Ultrafast laser-induced phase-change structures in silicon

Abstract

Silicon can be considered as one of the pillars the electronics industry has been built on. It owes this position in part to the existence of two structurally different solid phases, having very different physical properties. Upon pulsed laser irradiation, silicon can re-solidify either in the crystalline or amorphous phase, depending on the local supercooling achieved. While this potential has been identified decades ago, it has been mostly employed in applications requiring the transformation of large areas, for instance for the fabrication of solar cells or organic light emitting diode displays. Little work has been done to imprint small phase-change structures.

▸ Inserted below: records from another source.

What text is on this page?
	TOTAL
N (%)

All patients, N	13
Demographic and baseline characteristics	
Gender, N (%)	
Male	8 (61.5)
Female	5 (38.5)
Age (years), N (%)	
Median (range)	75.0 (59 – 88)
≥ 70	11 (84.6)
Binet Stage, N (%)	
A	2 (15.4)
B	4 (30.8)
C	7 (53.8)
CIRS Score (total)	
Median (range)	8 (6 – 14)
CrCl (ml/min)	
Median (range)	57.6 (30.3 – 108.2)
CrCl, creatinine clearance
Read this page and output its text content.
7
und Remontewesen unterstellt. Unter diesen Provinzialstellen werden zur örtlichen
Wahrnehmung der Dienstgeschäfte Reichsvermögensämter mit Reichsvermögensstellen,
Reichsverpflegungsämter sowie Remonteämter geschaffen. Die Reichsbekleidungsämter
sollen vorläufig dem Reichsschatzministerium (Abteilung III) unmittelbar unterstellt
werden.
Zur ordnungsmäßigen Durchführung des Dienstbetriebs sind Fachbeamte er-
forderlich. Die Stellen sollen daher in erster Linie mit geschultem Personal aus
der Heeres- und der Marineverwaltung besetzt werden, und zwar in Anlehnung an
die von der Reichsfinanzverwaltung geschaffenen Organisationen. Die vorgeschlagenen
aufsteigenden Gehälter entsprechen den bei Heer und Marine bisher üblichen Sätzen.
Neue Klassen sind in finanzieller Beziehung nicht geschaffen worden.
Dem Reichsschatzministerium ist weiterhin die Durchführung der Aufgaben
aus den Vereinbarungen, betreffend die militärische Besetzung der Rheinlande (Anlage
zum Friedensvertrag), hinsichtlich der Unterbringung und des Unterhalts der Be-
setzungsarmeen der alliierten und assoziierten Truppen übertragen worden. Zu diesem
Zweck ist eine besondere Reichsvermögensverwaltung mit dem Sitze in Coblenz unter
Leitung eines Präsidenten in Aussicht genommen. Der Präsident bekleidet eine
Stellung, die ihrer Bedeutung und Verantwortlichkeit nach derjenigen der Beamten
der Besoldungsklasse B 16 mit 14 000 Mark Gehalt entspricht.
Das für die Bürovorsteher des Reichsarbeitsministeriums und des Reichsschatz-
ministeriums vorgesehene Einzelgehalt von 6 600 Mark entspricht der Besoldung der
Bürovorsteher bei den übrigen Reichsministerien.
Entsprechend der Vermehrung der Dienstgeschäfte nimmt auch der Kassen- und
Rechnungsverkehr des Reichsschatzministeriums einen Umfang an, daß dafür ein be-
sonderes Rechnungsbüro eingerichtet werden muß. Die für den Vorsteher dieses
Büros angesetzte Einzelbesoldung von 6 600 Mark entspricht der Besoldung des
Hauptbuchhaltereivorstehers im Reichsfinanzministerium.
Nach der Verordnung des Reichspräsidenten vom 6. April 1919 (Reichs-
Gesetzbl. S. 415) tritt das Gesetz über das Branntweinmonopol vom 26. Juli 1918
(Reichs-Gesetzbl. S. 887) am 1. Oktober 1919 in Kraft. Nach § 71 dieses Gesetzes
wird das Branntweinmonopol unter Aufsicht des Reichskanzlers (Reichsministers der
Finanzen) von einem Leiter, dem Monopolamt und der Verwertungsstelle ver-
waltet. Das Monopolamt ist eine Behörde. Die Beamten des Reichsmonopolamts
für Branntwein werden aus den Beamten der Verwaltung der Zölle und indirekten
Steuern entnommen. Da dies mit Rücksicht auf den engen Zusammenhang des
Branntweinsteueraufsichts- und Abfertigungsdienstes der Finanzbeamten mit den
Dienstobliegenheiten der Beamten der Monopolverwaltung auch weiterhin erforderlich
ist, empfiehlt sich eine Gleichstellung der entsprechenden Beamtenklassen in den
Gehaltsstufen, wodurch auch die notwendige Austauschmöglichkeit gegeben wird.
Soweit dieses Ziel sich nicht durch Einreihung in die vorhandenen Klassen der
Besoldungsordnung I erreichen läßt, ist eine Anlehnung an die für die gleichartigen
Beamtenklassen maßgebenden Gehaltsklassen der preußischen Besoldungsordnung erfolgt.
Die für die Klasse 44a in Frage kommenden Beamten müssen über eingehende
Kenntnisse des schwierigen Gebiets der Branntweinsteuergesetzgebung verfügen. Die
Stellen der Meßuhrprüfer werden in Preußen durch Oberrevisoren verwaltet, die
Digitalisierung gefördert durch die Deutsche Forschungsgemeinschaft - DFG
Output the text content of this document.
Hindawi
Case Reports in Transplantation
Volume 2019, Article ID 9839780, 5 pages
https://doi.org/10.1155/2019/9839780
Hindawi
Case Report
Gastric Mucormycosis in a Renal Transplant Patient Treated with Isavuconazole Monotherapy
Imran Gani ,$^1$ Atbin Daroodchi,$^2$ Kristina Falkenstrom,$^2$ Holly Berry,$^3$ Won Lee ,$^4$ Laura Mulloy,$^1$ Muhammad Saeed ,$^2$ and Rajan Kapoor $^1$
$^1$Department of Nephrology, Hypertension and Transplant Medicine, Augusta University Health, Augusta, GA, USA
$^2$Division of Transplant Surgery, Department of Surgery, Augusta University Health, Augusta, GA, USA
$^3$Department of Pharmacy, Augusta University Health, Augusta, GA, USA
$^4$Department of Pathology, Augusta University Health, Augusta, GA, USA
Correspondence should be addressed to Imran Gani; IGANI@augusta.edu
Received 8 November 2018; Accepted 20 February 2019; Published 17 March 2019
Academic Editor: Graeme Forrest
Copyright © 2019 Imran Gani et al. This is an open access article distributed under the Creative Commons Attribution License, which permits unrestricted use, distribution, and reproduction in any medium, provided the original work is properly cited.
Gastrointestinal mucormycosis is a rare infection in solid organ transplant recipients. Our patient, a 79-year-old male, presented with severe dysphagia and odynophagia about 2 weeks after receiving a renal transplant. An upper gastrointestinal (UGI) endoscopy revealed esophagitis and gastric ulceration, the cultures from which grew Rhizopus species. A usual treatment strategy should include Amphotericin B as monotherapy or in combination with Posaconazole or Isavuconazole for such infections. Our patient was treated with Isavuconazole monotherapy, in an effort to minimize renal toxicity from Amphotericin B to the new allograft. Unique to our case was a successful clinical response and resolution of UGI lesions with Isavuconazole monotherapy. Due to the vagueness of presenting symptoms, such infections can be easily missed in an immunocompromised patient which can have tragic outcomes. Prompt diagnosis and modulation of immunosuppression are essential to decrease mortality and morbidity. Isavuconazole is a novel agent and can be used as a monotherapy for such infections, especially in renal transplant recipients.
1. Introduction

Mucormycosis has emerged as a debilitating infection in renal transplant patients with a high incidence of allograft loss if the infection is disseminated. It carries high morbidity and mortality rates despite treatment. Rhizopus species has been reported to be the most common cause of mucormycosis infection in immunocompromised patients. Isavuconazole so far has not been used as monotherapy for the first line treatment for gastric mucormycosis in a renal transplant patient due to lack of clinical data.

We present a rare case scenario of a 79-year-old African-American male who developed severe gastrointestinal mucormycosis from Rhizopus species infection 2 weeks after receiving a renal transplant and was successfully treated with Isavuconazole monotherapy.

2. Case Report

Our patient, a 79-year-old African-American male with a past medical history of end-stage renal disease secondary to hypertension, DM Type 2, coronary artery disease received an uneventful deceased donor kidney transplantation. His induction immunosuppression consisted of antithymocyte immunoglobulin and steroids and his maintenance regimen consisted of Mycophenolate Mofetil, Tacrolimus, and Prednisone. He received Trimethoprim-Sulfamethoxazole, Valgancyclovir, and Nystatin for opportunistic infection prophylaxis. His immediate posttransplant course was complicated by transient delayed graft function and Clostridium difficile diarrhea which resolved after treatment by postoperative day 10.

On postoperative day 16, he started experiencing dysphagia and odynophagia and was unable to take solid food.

In this talk, we will provide an overview of our work on amorphous-crystalline micro- and nanostructures written by ultrashort laser pulses. To this end we employ two different strategies. The first one is based on a laser-induced self-organization mechanism that leads to the formation of so-called Laser Induced Periodic Surface Structures (LIPSS). LIPSS are a universal phenomenon observed in metals, semiconductors and dielectrics upon irradiation with multiple short and ultrashort laser pulses. They manifest as self-assembled sub-wavelength periodic surface structures with different symmetries that depend on the processing parameters and are typically formed via ablation. In our case, we are able to prevent ablation and fabricate periodic phase-change structures whose lateral dimensions and thickness can be controlled at will. The second strategy consists in the fabrication of surface ¿ depressed annular amorphous rings with a central crystalline disk. We show that these rings can be scaled in size and stitched together to form arrays with different symmetries, with their unit cells not being confined to circular symmetry. For both fabrication approaches we have studied the dynamics of the phase transformation using femtosecond-resolved microscopy, which enables the identification and duration of the different processes involved, including free electron generation, thermal and non-thermal melting, liquid phase overheating and rapid solidification into the amorphous phase. The applicability of the writing strategy and the monitoring technique to other materials is discussed, together with potential applications.